Existe o Orçamento anual, que é sempre uma expectativa, e antes disso há o que se chama a estratégia orçamental. Ao contrário do que se julga, o Orçamento muda todos os meses, fica condicionado à estratégia orçamental. Vejamos alguns exemplos atuais. Há imprevistos como incêndios e seca, e o Orçamento muda. Quando Donald Trump diz qualquer coisa que cria insegurança, os mercados movem-se e isso reflete–se no Orçamento. E o mesmo sucede se o preço da energia sobe ou se um ataque terrorista faz aumentar o investimento em cibersegurança. Agora as previsões indicam que a economia europeia vai arrefecer em 2020 ou 2021, e há que criar margem para isso. Então, o ministro das Finanças conhece este dado e não há nada na estratégia orçamental, nada para o bem-estar das pessoas? O tempo de espera para consulta, por exemplo, é um indicador de bem-estar. Se este objetivo não estiver lá, não será contemplado, ao contrário da cibersegurança ou do arrefecimento económico.

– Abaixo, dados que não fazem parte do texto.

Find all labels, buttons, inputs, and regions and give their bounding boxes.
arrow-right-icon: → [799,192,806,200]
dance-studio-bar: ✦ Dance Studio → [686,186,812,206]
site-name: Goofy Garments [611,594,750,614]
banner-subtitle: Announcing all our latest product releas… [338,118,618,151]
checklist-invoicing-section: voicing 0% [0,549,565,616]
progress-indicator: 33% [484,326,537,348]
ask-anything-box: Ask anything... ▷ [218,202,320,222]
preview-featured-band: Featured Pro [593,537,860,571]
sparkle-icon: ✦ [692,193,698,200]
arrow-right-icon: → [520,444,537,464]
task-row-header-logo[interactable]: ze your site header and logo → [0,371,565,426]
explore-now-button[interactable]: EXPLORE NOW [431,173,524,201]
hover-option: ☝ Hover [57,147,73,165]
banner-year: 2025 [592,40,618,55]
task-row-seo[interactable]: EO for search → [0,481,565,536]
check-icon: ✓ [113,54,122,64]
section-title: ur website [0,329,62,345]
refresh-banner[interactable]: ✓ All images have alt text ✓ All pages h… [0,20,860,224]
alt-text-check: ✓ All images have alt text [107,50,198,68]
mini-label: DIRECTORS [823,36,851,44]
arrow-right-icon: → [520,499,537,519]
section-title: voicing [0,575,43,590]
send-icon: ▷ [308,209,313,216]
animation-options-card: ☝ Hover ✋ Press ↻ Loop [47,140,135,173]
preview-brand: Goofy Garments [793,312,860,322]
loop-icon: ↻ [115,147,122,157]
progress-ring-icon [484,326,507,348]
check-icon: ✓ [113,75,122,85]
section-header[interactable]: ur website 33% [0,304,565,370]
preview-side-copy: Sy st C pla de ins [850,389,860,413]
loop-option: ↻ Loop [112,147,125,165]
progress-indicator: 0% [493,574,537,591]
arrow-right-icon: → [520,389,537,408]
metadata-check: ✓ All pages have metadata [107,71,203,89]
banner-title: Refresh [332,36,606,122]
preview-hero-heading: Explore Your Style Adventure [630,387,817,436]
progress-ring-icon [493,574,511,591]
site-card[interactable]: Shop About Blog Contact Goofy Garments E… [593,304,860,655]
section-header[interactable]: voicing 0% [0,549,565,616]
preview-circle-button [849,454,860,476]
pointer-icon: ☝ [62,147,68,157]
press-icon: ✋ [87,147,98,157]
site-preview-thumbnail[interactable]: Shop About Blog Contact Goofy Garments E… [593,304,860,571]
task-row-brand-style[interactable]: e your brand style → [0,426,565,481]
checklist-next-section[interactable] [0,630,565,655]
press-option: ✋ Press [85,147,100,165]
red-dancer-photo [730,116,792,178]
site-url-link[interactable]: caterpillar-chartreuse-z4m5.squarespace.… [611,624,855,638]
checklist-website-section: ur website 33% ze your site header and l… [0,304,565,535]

Não há nada sobre Saúde na estratégia orçamental?
Exatamente. Agora na revisão do défice podemos chorar muito, para conseguir pouco. E, no entanto, uma pessoa com uma depressão séria vê um médico mais de um ano depois do início dos sintomas. Outro caso é o das infeções hospitalares. Um doente com 40 anos pode entrar para uma pequena cirurgia e contrair uma infeção fatal. São questões de bem-estar. Se não estiverem incluídos na estratégia orçamental, serão sempre preteridos em favor de outros. A nossa intervenção na Saúde tem de ser ao nível da estratégia orçamental.
O ministro da Saúde já disse que a reposição dos recursos do SNS ao nível anterior à crise é coisa para duas legislaturas.

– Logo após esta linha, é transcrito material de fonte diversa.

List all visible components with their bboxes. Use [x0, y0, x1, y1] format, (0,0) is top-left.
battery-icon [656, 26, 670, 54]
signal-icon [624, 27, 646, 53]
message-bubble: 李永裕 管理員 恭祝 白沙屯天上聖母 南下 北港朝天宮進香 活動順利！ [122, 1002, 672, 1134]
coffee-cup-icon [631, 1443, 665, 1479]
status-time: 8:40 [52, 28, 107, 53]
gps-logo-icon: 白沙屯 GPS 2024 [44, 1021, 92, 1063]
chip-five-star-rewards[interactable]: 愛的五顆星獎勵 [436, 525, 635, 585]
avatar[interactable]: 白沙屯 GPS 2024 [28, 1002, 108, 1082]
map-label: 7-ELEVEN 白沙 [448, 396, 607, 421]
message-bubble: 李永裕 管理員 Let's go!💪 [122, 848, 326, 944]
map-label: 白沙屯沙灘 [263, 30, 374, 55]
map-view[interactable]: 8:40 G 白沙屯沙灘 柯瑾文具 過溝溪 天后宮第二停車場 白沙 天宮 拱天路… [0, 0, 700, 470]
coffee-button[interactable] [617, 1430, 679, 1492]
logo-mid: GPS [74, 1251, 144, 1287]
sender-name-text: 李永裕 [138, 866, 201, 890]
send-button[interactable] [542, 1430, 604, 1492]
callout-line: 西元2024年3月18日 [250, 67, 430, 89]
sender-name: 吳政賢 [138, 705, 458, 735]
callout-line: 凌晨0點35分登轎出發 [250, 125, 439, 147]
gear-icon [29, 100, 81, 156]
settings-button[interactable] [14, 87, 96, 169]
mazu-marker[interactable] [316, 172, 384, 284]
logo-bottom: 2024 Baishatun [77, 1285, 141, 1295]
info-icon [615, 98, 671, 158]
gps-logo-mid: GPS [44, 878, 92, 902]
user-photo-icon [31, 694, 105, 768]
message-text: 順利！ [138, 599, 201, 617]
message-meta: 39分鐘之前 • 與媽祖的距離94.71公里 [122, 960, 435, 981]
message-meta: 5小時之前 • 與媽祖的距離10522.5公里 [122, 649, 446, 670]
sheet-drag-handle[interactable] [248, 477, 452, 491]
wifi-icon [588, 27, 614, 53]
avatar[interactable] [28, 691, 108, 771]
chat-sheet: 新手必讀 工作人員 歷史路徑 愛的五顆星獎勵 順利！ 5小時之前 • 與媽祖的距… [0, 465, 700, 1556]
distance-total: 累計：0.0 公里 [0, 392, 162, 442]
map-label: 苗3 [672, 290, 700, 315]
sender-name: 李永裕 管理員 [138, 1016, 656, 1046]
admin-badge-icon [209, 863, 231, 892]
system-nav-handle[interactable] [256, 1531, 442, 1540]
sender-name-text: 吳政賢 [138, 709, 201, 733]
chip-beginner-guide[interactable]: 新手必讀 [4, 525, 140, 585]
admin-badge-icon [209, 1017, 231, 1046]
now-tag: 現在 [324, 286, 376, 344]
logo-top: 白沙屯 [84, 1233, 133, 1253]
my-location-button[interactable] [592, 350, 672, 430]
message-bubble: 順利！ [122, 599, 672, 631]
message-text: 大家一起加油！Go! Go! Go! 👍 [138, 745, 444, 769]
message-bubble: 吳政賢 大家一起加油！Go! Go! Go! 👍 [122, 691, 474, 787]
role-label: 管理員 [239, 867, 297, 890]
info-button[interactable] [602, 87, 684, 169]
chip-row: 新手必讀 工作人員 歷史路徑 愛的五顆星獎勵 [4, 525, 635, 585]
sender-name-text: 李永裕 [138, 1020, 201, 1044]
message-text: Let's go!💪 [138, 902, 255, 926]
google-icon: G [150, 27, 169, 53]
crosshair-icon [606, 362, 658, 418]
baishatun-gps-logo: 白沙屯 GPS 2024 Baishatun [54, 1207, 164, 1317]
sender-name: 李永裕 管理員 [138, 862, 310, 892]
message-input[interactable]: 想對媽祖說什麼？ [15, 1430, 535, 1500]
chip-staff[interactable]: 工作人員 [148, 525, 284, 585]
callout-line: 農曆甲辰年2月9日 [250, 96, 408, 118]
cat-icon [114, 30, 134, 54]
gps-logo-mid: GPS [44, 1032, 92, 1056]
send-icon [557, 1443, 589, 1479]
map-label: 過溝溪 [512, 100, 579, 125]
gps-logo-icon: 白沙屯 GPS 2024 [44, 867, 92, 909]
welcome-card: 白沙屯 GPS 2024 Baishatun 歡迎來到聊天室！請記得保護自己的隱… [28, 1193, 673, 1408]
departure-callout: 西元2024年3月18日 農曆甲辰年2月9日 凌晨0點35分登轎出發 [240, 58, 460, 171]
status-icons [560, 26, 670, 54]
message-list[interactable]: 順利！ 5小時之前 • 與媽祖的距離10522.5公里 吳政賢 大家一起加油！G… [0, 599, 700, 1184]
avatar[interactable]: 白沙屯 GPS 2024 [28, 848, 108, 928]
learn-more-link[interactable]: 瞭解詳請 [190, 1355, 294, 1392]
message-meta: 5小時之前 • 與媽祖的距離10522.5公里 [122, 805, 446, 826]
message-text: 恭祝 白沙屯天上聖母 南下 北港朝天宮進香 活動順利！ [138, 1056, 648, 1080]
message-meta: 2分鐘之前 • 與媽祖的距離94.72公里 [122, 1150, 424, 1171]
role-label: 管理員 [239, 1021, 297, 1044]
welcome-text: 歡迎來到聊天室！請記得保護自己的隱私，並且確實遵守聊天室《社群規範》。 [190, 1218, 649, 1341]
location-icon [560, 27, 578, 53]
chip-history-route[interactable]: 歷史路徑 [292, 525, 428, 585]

A questão não é essa. Devido aos cortes todos que houve, concordo que a reposição irá durar mais de uma legislatura. Mas não se deve fazê-la sem transformação. Ou então iremos repor o mesmo sistema disfuncional. Não queremos mais médicos ou mais enfermeiros para o sistema tal como ele era em 2010. Precisamos é de uma estratégia orçamental a pensar no sistema que devemos ter em 2020 ou 2025.

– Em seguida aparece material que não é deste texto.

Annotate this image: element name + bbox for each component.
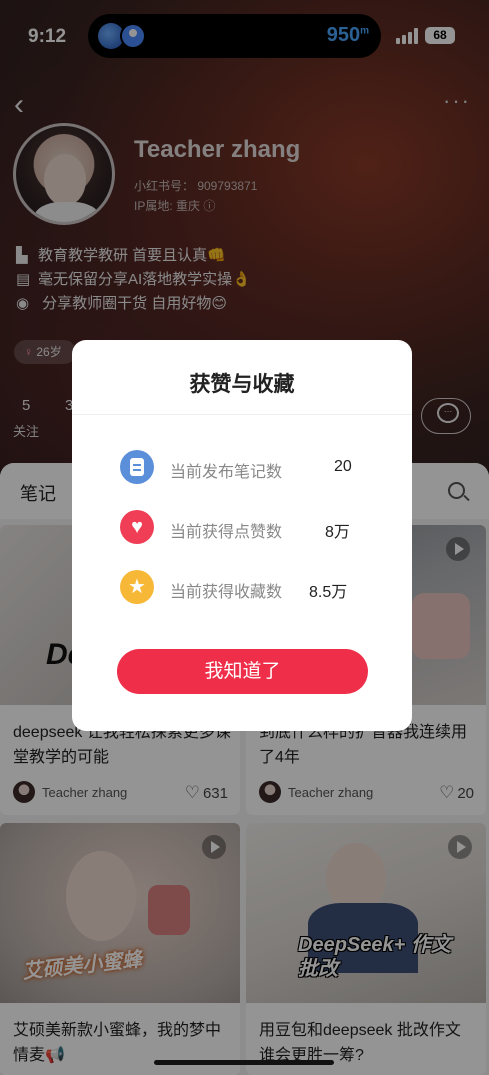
got-it-button[interactable]: 我知道了 <box>117 649 368 694</box>
collections-count-label: 当前获得收藏数 <box>170 584 283 601</box>
likes-collections-dialog: 获赞与收藏 当前发布笔记数 20 ♥ 当前获得点赞数 8万 ★ 当前获得收藏数 … <box>72 340 412 731</box>
notes-count-label: 当前发布笔记数 <box>170 464 283 481</box>
likes-count-label: 当前获得点赞数 <box>170 524 283 541</box>
collections-count-value: 8.5万 <box>309 584 348 601</box>
home-indicator[interactable] <box>154 1060 334 1065</box>
likes-count-value: 8万 <box>325 524 350 541</box>
star-icon: ★ <box>120 570 154 604</box>
heart-icon: ♥ <box>120 510 154 544</box>
notes-count-value: 20 <box>334 458 352 475</box>
divider <box>72 414 412 415</box>
note-icon <box>120 450 154 484</box>
dialog-title: 获赞与收藏 <box>189 373 295 396</box>
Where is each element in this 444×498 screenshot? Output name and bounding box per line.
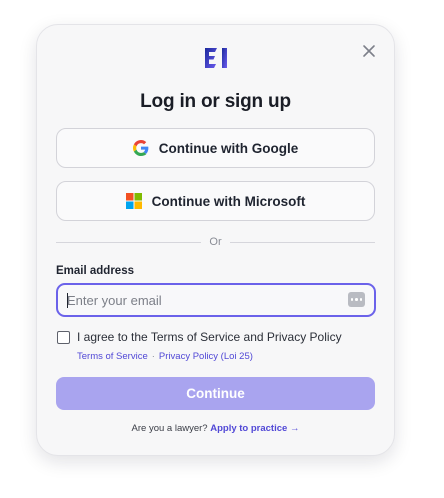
close-icon[interactable]	[361, 43, 377, 59]
link-separator: ·	[151, 351, 155, 362]
google-icon	[132, 140, 149, 156]
continue-button[interactable]: Continue	[56, 377, 375, 410]
apply-to-practice-link[interactable]: Apply to practice →	[210, 423, 299, 434]
page-title: Log in or sign up	[140, 91, 291, 112]
auth-modal: Log in or sign up Continue with Google C…	[36, 24, 395, 456]
email-field-container	[56, 283, 376, 317]
continue-with-microsoft-button[interactable]: Continue with Microsoft	[56, 181, 375, 221]
lawyer-prompt: Are you a lawyer?	[131, 423, 208, 434]
continue-with-google-button[interactable]: Continue with Google	[56, 128, 375, 168]
or-divider: Or	[56, 233, 376, 251]
email-input[interactable]	[67, 285, 327, 315]
brand-logo-icon	[205, 48, 227, 68]
terms-checkbox[interactable]	[57, 331, 70, 344]
terms-agree-label[interactable]: I agree to the Terms of Service and Priv…	[77, 330, 342, 344]
divider-line-right	[229, 241, 376, 243]
terms-links: Terms of Service · Privacy Policy (Loi 25)	[77, 351, 253, 362]
lawyer-footer: Are you a lawyer? Apply to practice →	[37, 423, 394, 434]
password-manager-icon[interactable]	[348, 292, 365, 307]
email-label: Email address	[56, 265, 134, 277]
terms-of-service-link[interactable]: Terms of Service	[77, 351, 148, 362]
microsoft-button-label: Continue with Microsoft	[151, 193, 306, 209]
text-caret	[67, 293, 68, 308]
microsoft-icon	[125, 193, 142, 209]
divider-label: Or	[209, 236, 222, 248]
google-button-label: Continue with Google	[158, 140, 299, 156]
divider-line-left	[56, 241, 202, 243]
privacy-policy-link[interactable]: Privacy Policy (Loi 25)	[159, 351, 253, 362]
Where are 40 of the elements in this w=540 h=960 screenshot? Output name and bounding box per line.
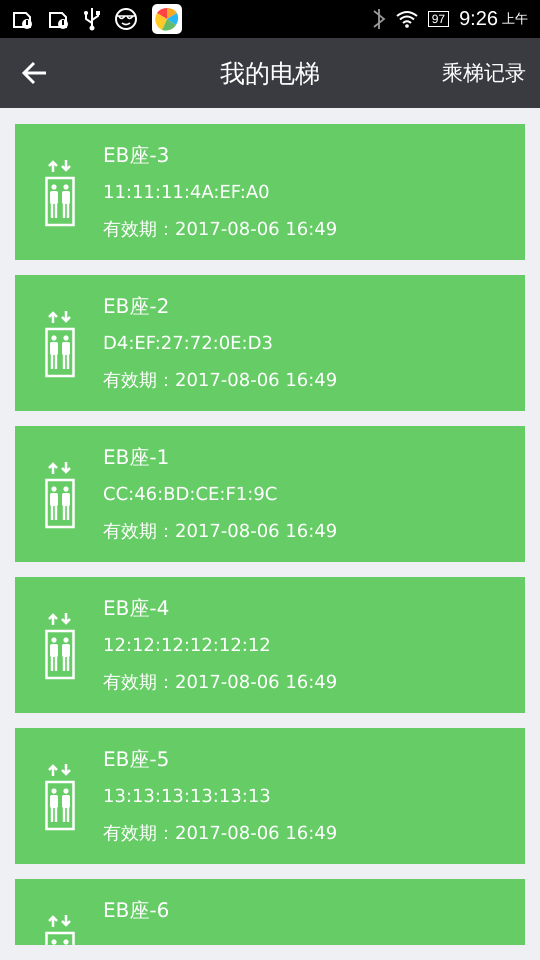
- elevator-name: EB座-6: [103, 897, 170, 923]
- back-button[interactable]: [22, 61, 48, 85]
- elevator-name: EB座-1: [103, 444, 170, 470]
- mac-address: 12:12:12:12:12:12: [103, 634, 272, 658]
- mac-address: CC:46:BD:CE:F1:9C: [103, 483, 278, 507]
- elevator-card[interactable]: EB座-5 13:13:13:13:13:13 有效期：2017-08-06 16:49: [15, 728, 525, 864]
- elevator-icon: [45, 460, 75, 530]
- elevator-name: EB座-2: [103, 293, 170, 319]
- elevator-card[interactable]: EB座-3 11:11:11:4A:EF:A0 有效期：2017-08-06 16:49: [15, 124, 525, 260]
- clock-time: 9:26: [459, 8, 498, 30]
- elevator-card[interactable]: EB座-6: [15, 879, 525, 945]
- elevator-icon: [45, 158, 75, 228]
- sim-alert-icon: [48, 9, 70, 29]
- elevator-card[interactable]: EB座-1 CC:46:BD:CE:F1:9C 有效期：2017-08-06 16:49: [15, 426, 525, 562]
- validity-date: 有效期：2017-08-06 16:49: [103, 520, 338, 544]
- app-icon: [152, 4, 182, 34]
- ride-records-link[interactable]: 乘梯记录: [442, 59, 526, 87]
- wifi-icon: [396, 10, 418, 28]
- page-title: 我的电梯: [220, 58, 320, 90]
- sim-alert-icon: [12, 9, 34, 29]
- mac-address: 13:13:13:13:13:13: [103, 785, 272, 809]
- am-pm-label: 上午: [502, 11, 528, 28]
- usb-icon: [84, 7, 100, 31]
- elevator-card[interactable]: EB座-4 12:12:12:12:12:12 有效期：2017-08-06 16:49: [15, 577, 525, 713]
- validity-date: 有效期：2017-08-06 16:49: [103, 369, 338, 393]
- elevator-name: EB座-4: [103, 595, 170, 621]
- elevator-name: EB座-5: [103, 746, 170, 772]
- validity-date: 有效期：2017-08-06 16:49: [103, 671, 338, 695]
- elevator-icon: [45, 762, 75, 832]
- validity-date: 有效期：2017-08-06 16:49: [103, 822, 338, 846]
- battery-level: 97: [428, 11, 450, 27]
- elevator-card[interactable]: EB座-2 D4:EF:27:72:0E:D3 有效期：2017-08-06 16:49: [15, 275, 525, 411]
- elevator-icon: [45, 611, 75, 681]
- mac-address: D4:EF:27:72:0E:D3: [103, 332, 274, 356]
- sunglasses-face-icon: [114, 7, 138, 31]
- elevator-icon: [45, 309, 75, 379]
- mac-address: 11:11:11:4A:EF:A0: [103, 181, 271, 205]
- elevator-name: EB座-3: [103, 142, 170, 168]
- bluetooth-icon: [372, 8, 386, 30]
- validity-date: 有效期：2017-08-06 16:49: [103, 218, 338, 242]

O presidente da Associação Portuguesa de Medicina Geral e Familiar disse que o ministro da Saúde deve sair, porque está “esgotado”. Concorda?
A nossa capacidade de análise e de criar através dela opinião pública obriga à seriedade das nossas posições. Não podemos ser ligeiros. Quem tem capacidade para avaliar se um ministro está ou não gasto é o primeiro-ministro. O julgamento político deve ser feito por políticos, que eu não sou. E o presidente da Associação Portuguesa de Medicina Geral e Familiar também não.
O que achou quando ouviu o ministro das Finanças dizer que provavelmente há “má gestão” na Saúde?
São afirmações ligeiras. Falar em má gestão é uma banalidade. O principal problema da gestão é não haver gestão nenhuma. Está toda centralizada no ministério das Finanças e no da Saúde. Um hospital ou um centro de Saúde não gere nada. Recentemente perguntaram-me se a Oncologia Pediátrica do Hospital de São João não devia ser uma prioridade. Claro que sim, mas não se pode resolver o problema localmente. Quando se corta cegamente, por imperativo da Troika ou outro, há que centralizar. Mas agora, no momento em que estamos a repor, não pode ser assim. Num serviço tão complexo e sensível como o SNS, a gestão tem de ser feita perto das pessoas e isso desapareceu. A menos que fosse à excessiva centralização que o ministro da Finanças se referia quando falou em má gestão. Se não era isso, foi apenas ruído.